В одном случае нарушителем был уважаемый, высокостатусный член сообщества, пожилой человек, преподаватель института, основателем которого он являлся, один из первых аналитиков в этом городе, который анализировал и супервизировал многих своих молодых коллег. Для всех было шоком, когда они узнали, что один из анализандов обвинил его в неподобающем сексуальном поведении. Позже всплыла информация о его годами длящихся сексуальных связях с клиентками, которым он говорил, что это необходимый элемент их анализа. Исполнительный комитет психоаналитической организации был фактически парализован. Он не знал, что делать, да и не хотел что-либо делать, поскольку многие из его состава были учениками или анализандами этого человека.

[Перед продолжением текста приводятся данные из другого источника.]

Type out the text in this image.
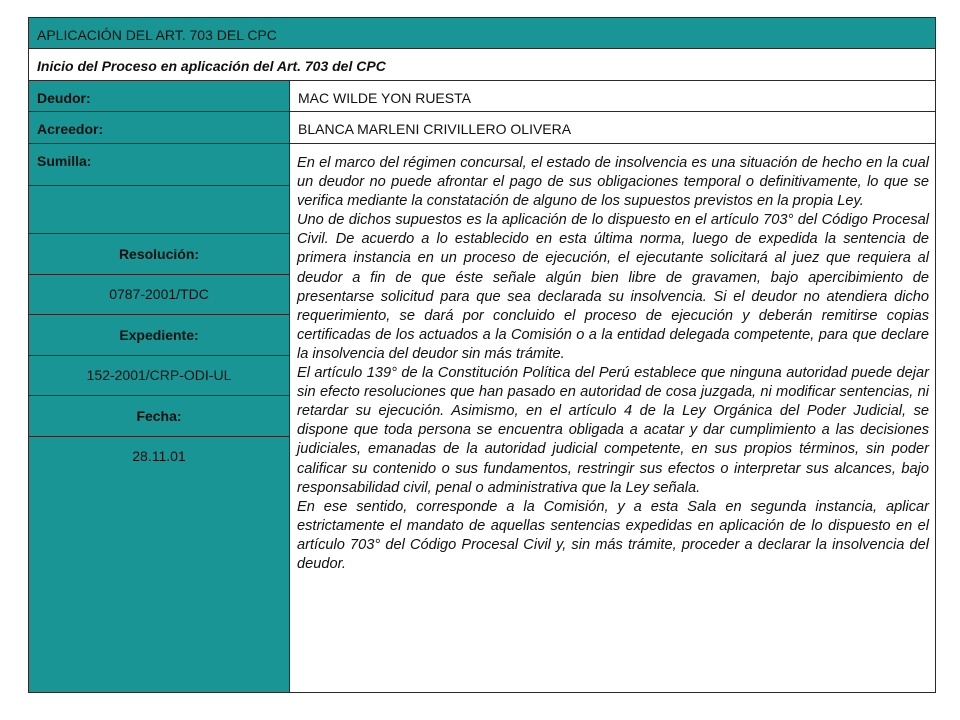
APLICACIÓN DEL ART. 703 DEL CPC
Inicio del Proceso en aplicación del Art. 703 del CPC
Deudor:	MAC WILDE YON RUESTA
Acreedor:	BLANCA MARLENI CRIVILLERO OLIVERA
Sumilla:
Resolución:
0787-2001/TDC
Expediente:
152-2001/CRP-ODI-UL
Fecha:
28.11.01

En el marco del régimen concursal, el estado de insolvencia es una situación de hecho en la cual un deudor no puede afrontar el pago de sus obligaciones temporal o definitivamente, lo que se verifica mediante la constatación de alguno de los supuestos previstos en la propia Ley.

Uno de dichos supuestos es la aplicación de lo dispuesto en el artículo 703° del Código Procesal Civil. De acuerdo a lo establecido en esta última norma, luego de expedida la sentencia de primera instancia en un proceso de ejecución, el ejecutante solicitará al juez que requiera al deudor a fin de que éste señale algún bien libre de gravamen, bajo apercibimiento de presentarse solicitud para que sea declarada su insolvencia. Si el deudor no atendiera dicho requerimiento, se dará por concluido el proceso de ejecución y deberán remitirse copias certificadas de los actuados a la Comisión o a la entidad delegada competente, para que declare la insolvencia del deudor sin más trámite.

El artículo 139° de la Constitución Política del Perú establece que ninguna autoridad puede dejar sin efecto resoluciones que han pasado en autoridad de cosa juzgada, ni modificar sentencias, ni retardar su ejecución. Asimismo, en el artículo 4 de la Ley Orgánica del Poder Judicial, se dispone que toda persona se encuentra obligada a acatar y dar cumplimiento a las decisiones judiciales, emanadas de la autoridad judicial competente, en sus propios términos, sin poder calificar su contenido o sus fundamentos, restringir sus efectos o interpretar sus alcances, bajo responsabilidad civil, penal o administrativa que la Ley señala.

En ese sentido, corresponde a la Comisión, y a esta Sala en segunda instancia, aplicar estrictamente el mandato de aquellas sentencias expedidas en aplicación de lo dispuesto en el artículo 703° del Código Procesal Civil y, sin más trámite, proceder a declarar la insolvencia del deudor.
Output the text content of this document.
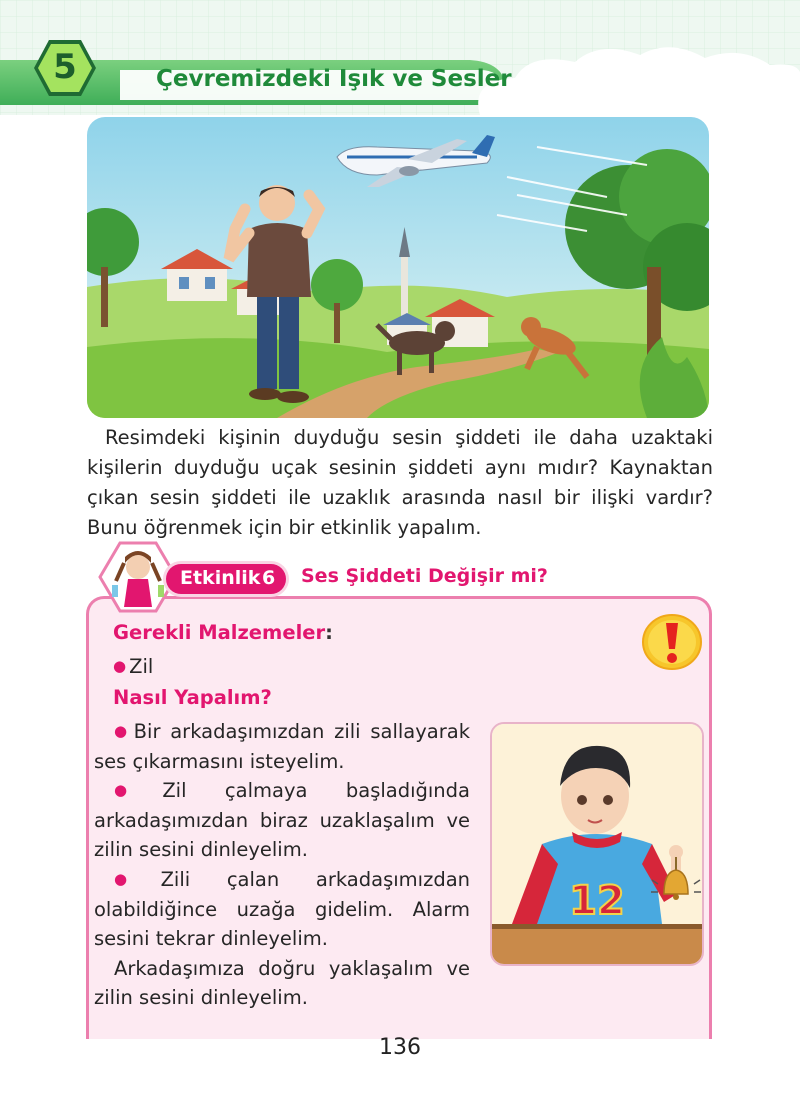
5	Çevremizdeki Işık ve Sesler

Resimdeki kişinin duyduğu sesin şiddeti ile daha uzaktaki kişilerin duyduğu uçak sesinin şiddeti aynı mıdır? Kaynaktan çıkan sesin şiddeti ile uzaklık arasında nasıl bir ilişki vardır? Bunu öğrenmek için bir etkinlik yapalım.

Etkinlik 6 Ses Şiddeti Değişir mi?
Gerekli Malzemeler:
● Zil
Nasıl Yapalım?

● Bir arkadaşımızdan zili sallayarak ses çıkarmasını isteyelim.

● Zil çalmaya başladığında arkadaşımızdan biraz uzaklaşalım ve zilin sesini dinleyelim.

● Zili çalan arkadaşımızdan olabildiğince uzağa gidelim. Alarm sesini tekrar dinleyelim.

Arkadaşımıza doğru yaklaşalım ve zilin sesini dinleyelim.

12

136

Г. Габбард и Э. Лестер [8] с удивлением пишут о том легкомыслии, с которым психоаналитики, вступающие в сексуальные отношения с пациентами, оправдывают себя тем, что это «настоящая любовь», а вовсе не любовь в переносе или контрпереносе. (Хотя, замечают авторы, эти отличия, по мнению Ч. Бреннера, не столь существенны, за исключением варианта, когда любовь в переносе анализируется.) Это означает, полагают нарушители, что анализ надо завершить и можно начать любовные отношения. При этом у пациента возникает ощущение своей исключительности, необыкновенности – ведь он/она добилась/ся любви своего аналитика. В качестве иллюстрации этой мысли авторы приводят цитату из мемуаров М. Малер: «Взяв меня под свое крыло и пообещав мне вернуть благосклонность Венского психоаналитического общества, Айхгорн укрепил мое представление о себе самой как об “исключении”. Но на этот раз в полностью положительном смысле, по сравнению с негативным смыслом, привитым г-жой Дойч. Находясь под аналитической заботой Айхгорна, я стала кем-то вроде Золушки, объектом любви принца (Айхгорна), завоевавшего благосклонность прекрасной мачехи (г-жи Дойч). В то же время мое аналитическое лечение с ним лишь повторило мою эдипальную ситуацию еще раз» (цит. по [там же, с. 122]).